Bu arada Costandi, “cerrahi bir prosedür gerektirmeyen giyilebilir BCI’lar, genellikle iddialı iddialar ve çok az düzenleme ile piyasada giderek daha fazla yer alıyor” diye yazıyor. Sadece sekiz yıl içinde alanının liderlerinden biri haline gelen Elon Musk’ın Neuralink’i, gözünü sağlıklı insanlar için BCI’lar yaratmaya dikti. Musk’ın amacı, insan beyninin gücünü arttırmak ve fiziksel yetenekleri geliştirmek için milyonlarca kişi tarafından kullanılabilecek ticarileştirilmiş cihazlar geliştirmektir
.
Bu teknolojik ilerlemenin büyük bir kısmının memnuniyetle karşılanması gerekse de Costandi, engelli kişilere yardımcı olmak ile sağlıklı kişilerin yeteneklerini artırmak arasında çok önemli bir fark olduğu konusunda uyarıda bulunuyor. Costandi, “Bu alan hızla ilerlerken, araştırmanın nasıl yürütüldüğüne dair soru işaretleri var” diye yazıyor.
Katılımcı seçimi, gizlilik ve kişisel veri güvenliğinin yanı sıra, bir kişinin davranışları üzerindeki kontrol hissinin ve hatta kimlik duygusunun değişmesinden kaynaklanabilecek sosyal bozulma konusunda endişeler mevcuttur. Costandi, “BCI’lar devrim niteliğinde bir potansiyele sahip olsa da, teknolojinin güvenli ve adil bir şekilde kullanılmasını sağlamak için sıkı bir düzenlemeye ve uygun veri yönetimine acilen ihtiyaç var” diye yazıyor
.
Vein erkekleri
Bu sayının başka bir yerinde Peter Salmon, insan ömrünü uzatmanın ya da yaşlanma sürecini durdurmanın bir yolu olarak kan nakliyle ilgili süregelen saplantıyı inceliyor. The New Humanist düzenli olarak on yedinci yüzyıldaki ilk deneylerden 1818’deki ilk insandan insana transfüzyona ve Sovyet bilim adamı Alexander Bogdanov’un 1928’deki talihsiz ‘genç kan’ deneylerine kadar kan transfüzyonu.

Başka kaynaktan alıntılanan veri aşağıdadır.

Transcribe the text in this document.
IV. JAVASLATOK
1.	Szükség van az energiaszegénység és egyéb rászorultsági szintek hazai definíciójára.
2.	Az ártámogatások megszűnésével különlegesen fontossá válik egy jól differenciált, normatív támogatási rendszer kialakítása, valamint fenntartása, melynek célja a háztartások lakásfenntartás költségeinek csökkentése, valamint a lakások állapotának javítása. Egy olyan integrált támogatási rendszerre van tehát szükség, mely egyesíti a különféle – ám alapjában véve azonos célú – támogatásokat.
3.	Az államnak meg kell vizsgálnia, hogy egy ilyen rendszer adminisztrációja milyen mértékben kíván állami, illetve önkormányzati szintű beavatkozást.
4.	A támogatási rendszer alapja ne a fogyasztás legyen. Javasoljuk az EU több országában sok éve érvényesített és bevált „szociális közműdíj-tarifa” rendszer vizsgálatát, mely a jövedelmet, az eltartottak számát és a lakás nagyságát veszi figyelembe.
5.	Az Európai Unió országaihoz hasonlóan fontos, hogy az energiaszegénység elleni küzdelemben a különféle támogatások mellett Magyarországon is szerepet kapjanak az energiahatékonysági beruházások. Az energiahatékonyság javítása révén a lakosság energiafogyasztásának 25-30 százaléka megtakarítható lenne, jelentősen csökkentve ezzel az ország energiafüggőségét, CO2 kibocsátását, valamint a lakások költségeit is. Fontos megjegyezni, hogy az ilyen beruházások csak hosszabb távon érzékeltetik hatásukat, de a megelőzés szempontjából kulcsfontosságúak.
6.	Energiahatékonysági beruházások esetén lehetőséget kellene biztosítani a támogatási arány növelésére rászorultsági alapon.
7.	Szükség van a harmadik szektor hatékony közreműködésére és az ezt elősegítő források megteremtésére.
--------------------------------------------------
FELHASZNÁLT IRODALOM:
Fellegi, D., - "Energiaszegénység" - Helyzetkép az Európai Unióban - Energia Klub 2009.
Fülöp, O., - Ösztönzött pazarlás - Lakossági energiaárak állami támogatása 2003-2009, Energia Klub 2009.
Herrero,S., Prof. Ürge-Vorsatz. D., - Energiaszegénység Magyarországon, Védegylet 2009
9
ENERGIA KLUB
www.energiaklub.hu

Hemolitik transfüzyon reaksiyonu nedeniyle hayatını kaybeden Bogdanov, sadece hastaları iyileştirmeyi değil ölümü yenmeyi de insanlığın etik görevi olarak gören sosyalist ütopik bir felsefe olan Kozmizm’e inanıyordu. Sosyalistin fikirleri, teknoloji kralı Bryan Johnson ve yeni kurulan Ambrosia, sadece süper zenginlerin karşılayabileceği bir fiyata ‘genç kan nakli’ sunuyor.
Yine de Salmon, Ward’ın transhümanizm hakkındaki endişelerini yineliyor. Günümüzün teknoloji milyarderleri ve uzun ömür savunucuları, zengini fakirden ayıran kapitalist bir yenilik modeli lehine özgeci kaygıları görmezden geliyor. Salmon, “İnsanlık için faydaları lanse edilirken,” diye uyarıyor, “genellikle ön planda ve merkezde olan aşırı bir bireycilik biçimidir.”